In order to fall under the ‘low-risk category’ and be exempted from proactive measures, offenders will have to prove that they have not committed any offence for the past three years, they are not under any civil order, and that there is no intelligence suggesting they may reoffend.
Police have reportedly struggled to cope with workloads since Tory Prime Minister Theresa May ordered cuts of 20,000 officers when she was home secretary.
Michelle Skeer, the national police lead for managing sexual offenders, however, dismissed the idea that the scheme has anything to do with a lack of police resources.
“Have we done these changes because we want to save money and we want to cut resources?
“No. It’s about building on the improvements we have made,” she said, according to the Guardian.
Only 2 percent of the 52,000 people currently on the sex offenders register are deemed to be ‘high-risk,’ while a third, around 16,000, are assessed as ‘low-risk.’
As the number of people on the sex offenders register has increased by 7 percent year-on-year, Skeer said the measure would allow forces to manage higher-risk offenders more “actively,” while still applying fair measures to those who have long been assessed as low-risk.
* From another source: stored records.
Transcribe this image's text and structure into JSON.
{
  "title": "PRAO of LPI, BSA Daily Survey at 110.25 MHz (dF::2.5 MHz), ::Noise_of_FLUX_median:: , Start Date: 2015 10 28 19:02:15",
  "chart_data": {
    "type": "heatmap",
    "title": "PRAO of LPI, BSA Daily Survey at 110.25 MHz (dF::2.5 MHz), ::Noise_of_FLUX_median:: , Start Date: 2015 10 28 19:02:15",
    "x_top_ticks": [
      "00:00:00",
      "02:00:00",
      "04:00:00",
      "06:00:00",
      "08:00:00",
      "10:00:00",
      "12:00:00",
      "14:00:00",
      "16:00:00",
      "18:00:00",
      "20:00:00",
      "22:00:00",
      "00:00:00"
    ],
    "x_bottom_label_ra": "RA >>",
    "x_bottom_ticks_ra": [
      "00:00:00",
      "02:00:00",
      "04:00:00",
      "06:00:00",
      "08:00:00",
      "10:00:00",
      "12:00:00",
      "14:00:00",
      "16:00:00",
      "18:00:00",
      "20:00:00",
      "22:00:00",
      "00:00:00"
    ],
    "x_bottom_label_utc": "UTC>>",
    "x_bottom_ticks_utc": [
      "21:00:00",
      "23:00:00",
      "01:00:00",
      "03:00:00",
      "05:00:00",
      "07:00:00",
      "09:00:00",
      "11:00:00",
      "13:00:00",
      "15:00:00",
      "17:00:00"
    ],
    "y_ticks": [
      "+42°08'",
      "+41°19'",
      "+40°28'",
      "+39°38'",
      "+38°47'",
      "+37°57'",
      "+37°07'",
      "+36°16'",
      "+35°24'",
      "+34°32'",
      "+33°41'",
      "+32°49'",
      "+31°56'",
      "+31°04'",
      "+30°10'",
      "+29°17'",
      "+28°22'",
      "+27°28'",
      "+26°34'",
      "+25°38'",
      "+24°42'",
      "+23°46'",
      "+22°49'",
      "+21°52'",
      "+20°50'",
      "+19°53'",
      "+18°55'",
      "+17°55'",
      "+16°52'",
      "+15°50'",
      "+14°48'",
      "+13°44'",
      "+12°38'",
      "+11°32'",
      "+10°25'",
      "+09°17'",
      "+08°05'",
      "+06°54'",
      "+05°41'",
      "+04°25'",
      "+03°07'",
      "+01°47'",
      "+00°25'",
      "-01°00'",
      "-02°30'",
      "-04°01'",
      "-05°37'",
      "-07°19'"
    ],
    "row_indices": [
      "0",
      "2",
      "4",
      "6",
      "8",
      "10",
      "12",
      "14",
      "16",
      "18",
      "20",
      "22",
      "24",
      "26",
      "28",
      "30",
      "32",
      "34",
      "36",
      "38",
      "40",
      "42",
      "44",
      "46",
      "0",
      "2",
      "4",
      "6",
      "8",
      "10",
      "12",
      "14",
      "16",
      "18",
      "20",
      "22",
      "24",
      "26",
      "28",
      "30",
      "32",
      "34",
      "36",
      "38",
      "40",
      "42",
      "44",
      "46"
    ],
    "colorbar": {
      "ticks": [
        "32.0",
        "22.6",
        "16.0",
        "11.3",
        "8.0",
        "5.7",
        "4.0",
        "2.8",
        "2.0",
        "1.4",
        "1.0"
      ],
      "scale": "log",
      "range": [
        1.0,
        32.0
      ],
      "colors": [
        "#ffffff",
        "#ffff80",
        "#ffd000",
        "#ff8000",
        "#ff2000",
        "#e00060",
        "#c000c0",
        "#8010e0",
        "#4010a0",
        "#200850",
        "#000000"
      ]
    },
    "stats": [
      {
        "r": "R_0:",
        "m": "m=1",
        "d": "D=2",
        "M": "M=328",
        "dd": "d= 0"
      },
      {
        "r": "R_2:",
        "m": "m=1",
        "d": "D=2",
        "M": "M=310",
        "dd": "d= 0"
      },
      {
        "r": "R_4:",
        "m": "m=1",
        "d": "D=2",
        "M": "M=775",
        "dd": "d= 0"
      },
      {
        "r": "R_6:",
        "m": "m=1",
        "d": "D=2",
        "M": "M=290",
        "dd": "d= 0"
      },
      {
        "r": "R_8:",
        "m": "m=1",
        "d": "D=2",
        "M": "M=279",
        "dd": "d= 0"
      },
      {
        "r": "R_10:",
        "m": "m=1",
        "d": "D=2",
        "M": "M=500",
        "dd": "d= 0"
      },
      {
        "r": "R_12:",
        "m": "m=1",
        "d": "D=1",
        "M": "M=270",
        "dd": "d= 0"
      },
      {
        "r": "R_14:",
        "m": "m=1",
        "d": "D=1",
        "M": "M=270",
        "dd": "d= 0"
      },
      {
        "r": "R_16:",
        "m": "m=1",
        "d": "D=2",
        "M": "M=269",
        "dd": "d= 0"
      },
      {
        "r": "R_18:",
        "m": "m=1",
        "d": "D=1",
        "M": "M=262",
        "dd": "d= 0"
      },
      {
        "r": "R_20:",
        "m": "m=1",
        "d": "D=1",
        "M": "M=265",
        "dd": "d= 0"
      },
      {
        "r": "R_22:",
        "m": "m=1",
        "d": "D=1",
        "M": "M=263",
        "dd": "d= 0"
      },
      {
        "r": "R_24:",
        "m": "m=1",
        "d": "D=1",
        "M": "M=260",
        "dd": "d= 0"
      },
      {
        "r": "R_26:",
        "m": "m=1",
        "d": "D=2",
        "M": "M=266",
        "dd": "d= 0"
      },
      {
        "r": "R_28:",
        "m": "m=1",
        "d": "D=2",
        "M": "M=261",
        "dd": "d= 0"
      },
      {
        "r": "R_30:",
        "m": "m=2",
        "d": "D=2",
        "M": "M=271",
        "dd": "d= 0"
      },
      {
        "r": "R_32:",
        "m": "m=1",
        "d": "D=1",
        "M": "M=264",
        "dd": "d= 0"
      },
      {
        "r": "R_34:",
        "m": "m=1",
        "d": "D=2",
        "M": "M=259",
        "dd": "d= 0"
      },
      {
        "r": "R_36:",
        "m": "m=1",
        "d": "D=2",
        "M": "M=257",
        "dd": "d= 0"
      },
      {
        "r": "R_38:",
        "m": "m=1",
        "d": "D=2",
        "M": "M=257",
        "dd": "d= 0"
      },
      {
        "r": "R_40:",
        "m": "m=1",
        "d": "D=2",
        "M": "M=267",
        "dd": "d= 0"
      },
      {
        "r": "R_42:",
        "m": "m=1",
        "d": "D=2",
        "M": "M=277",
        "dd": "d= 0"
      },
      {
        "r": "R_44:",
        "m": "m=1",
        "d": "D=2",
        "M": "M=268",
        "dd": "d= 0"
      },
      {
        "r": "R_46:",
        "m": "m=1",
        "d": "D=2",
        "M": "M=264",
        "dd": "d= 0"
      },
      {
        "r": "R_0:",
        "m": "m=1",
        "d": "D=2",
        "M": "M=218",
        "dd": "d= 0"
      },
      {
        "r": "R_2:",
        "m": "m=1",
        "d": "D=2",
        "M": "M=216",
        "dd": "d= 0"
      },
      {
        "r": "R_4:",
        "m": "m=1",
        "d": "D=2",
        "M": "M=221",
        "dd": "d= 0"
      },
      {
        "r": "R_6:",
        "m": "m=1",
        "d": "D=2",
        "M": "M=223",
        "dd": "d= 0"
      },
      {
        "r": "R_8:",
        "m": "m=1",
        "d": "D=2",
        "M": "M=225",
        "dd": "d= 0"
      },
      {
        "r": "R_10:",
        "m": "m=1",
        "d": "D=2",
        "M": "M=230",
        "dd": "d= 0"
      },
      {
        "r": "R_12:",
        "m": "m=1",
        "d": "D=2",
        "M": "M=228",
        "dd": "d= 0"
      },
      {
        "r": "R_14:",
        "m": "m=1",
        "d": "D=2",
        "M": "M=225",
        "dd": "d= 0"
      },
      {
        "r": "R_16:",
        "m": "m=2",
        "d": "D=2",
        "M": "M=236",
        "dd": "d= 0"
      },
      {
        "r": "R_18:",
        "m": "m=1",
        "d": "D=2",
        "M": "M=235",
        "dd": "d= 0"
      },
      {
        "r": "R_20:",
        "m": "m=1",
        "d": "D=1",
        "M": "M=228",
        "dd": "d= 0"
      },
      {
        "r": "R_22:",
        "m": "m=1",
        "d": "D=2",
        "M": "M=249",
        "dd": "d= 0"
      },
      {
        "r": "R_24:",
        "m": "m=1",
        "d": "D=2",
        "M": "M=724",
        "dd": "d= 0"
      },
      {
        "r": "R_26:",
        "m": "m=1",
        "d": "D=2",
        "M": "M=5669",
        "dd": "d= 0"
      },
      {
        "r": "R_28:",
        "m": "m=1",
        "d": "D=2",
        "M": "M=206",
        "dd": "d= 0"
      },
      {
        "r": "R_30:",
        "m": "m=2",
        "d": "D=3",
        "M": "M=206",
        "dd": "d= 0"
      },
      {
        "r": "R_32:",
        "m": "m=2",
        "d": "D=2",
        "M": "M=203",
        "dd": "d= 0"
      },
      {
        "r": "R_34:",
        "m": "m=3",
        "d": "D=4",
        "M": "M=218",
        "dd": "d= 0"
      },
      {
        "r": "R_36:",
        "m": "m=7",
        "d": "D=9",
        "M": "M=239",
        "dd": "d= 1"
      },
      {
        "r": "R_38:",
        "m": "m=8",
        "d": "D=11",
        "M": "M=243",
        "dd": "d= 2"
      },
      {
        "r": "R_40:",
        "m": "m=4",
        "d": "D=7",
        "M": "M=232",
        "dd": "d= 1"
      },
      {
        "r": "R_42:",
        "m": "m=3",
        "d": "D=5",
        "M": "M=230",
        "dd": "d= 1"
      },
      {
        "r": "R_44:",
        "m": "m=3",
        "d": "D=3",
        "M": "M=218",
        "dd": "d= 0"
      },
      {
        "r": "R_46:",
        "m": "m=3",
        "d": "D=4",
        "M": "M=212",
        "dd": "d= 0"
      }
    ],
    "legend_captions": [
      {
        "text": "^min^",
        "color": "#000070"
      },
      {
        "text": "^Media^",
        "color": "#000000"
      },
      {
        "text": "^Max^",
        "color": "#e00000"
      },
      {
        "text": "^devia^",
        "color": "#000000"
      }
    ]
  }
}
“It is important to remember that people will be on the sex offenders register for a range of crimes – it could be from downloading indecent images to contact offending,” Skeer pointed out.
A spokesperson for the NSPCC, however, did raise the issue of forces lacking funds, stressing that police must be “effectively resourced” in order to protect the public from abuse.
“Police are having to manage a growing number of registered sex offenders with ever tighter restraints on their time, resources, and capacity,” the spokesperson remarked.
“While a bespoke risk assessment is a good development this cannot be at the expense of close supervision of those who have harmed children in the most despicable way.
"If police are to keep children safe they need to be effectively resourced so they can monitor offenders and work with the community to prevent abuse.”
As the nation was struck by four terrorist attacks in a just four months, concerns have been raised over whether police have enough resources to keep the public safe.
The government’s current security and counter-terrorist strategies were called into question after it was revealed terrorists in all of these attacks had previously been known to authorities.
Sarah Thornton, the chair of the National Police Chiefs’ Council, pointed out that in light of the heightened terrorist threat in the UK, detectives from other departments are being called to help counter-terrorism detectives.
She said officers are being asked to work overtime and during their rest days.
Thornton warned the government that police forces need more money to avoid a further 4,000-strong cut of police officers by 2020.
“Look at what’s happened over the last four months … extraordinarily challenging times … We’re just pointing out the facts to government,” Thornton said.